All Time XI: St. Etienne

ASSE St-Etienne

Prima del PSG degli emiri, prima del Lione del ‘settebello’, prima dell’OM targato Tapie, a creare la prima vera ‘dinastia’ del calcio francese fu il St. Etienne, o ASSE (Oltralpe è d’uso chiamare i club col loro acronimo).

‘Les Verts’, ossia ‘I Verdi’ (per il colore delle maglie) dominarono nella seconda metà degli Anni ’60 e a metà degli Anni ’70, e ancora oggi detengono il record di Ligue1 vinte con 10, sebbene l’ultima risalga al 1981.

Da qui sono passati molti dei talenti del calcio francese, e qui si è consacrato a livello nazionale un certo Michel Platini, prima del definitivo salto nell’Olimpo del Calcio con la Juventus.

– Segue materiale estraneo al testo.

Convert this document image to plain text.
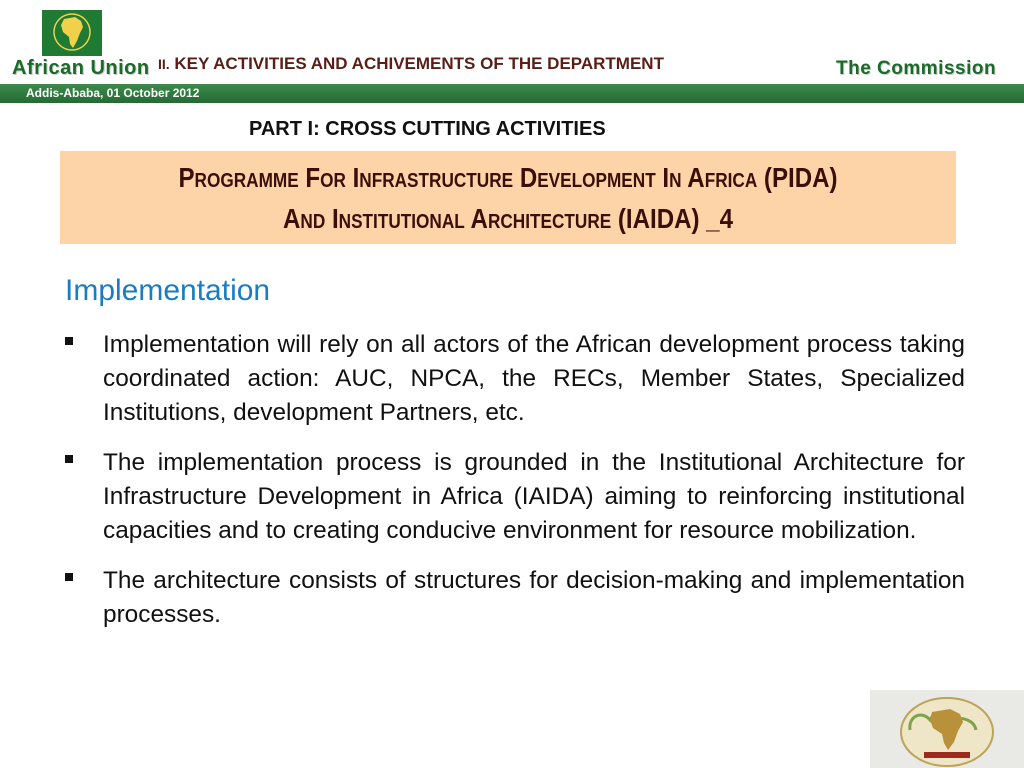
African Union II. KEY ACTIVITIES AND ACHIVEMENTS OF THE DEPARTMENT	The Commission
Addis-Ababa, 01 October 2012
PART I: CROSS CUTTING ACTIVITIES
Programme For Infrastructure Development In Africa (PIDA)
And Institutional Architecture (IAIDA) _4
Implementation
Implementation will rely on all actors of the African development process taking coordinated action: AUC, NPCA, the RECs, Member States, Specialized Institutions, development Partners, etc.
The implementation process is grounded in the Institutional Architecture for Infrastructure Development in Africa (IAIDA) aiming to reinforcing institutional capacities and to creating conducive environment for resource mobilization.
The architecture consists of structures for decision-making and implementation processes.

L’ASSE ‘all time’ si schiera con il 4-3-3:

1 (portiere) – Ivan CURKOVIC: jugoslavo (serbo-bosniaco) di Mostar, inizia col Velež, una delle due squadre cittadine. Nel 1960, appena sedicenne, debutta in prima squadra e 4 anni più tardi si trasferisce al Partizan Belgrado. Dopo 2 stagioni da vice (nelle quali vince il campionato nel 1965), nel 1966 succede a Milutin Šoškić, trasferitosi ai tedeschi del Colonia. Curkovic diviene quindi il portiere titolare della squadra vice-campione d’Europa, e ne difenderà la porta fino al 1972, quando approda al St. Etienne. Coi verdi di Francia giocherà fino al ritiro, avvenuto nel 1981, vincendo 4 campionati, di cui 3 consecutivi (1974-1976 e 1981) e 3 Coppe di Francia (1974, 1975 e 1977). È inoltre il portiere della squadra che arriva in finale di Coppa dei Campioni 1975-’76, persa col minimo scarto (1 a 0) contro i bicampioni in carica del Bayern Monaco. Dopo il ritiro, intraprende la carriera di dirigente calcistico: dal 1989 al 2006 sarà presidente del Partizan e, contemporaneamente, nel 2005 diviene anche presidente del Comitato Olimpico della Serbia, ricoprendo la carica fino al 2009 (gli succederà l’ex grande cestista Vlade Divac). Subito dopo torna alla vice presidenza della Federcalcio serba, incarico che aveva ricoperto già nel 2005-2006. Nel 2001, infine, è stato membro del triumvirato che ha guidato ad interim la Nazionale di Serbia e Montenegro, assieme a due vecchie conoscente dei calciofili italiani come Vujadin Boskov e Dejan Savicevic. Sarà poi quest’ultimo ad ottenere l’incarico di CT. Curkovic ha difeso per 19 volte la porta della Jugoslavia, vestendone la maglia alle Olimpiadi del 1964. Le citazioni qui sono diverse, avendo il St. Etienne un’ottima tradizioni di portieri: dai predecessori di Curkovic come Georges Carnus e prima ancora Claude Abbes, fino al suo successore Jean Castaneda, per arrivare all’attuale ‘numero 1’, Stéphane Ruffier.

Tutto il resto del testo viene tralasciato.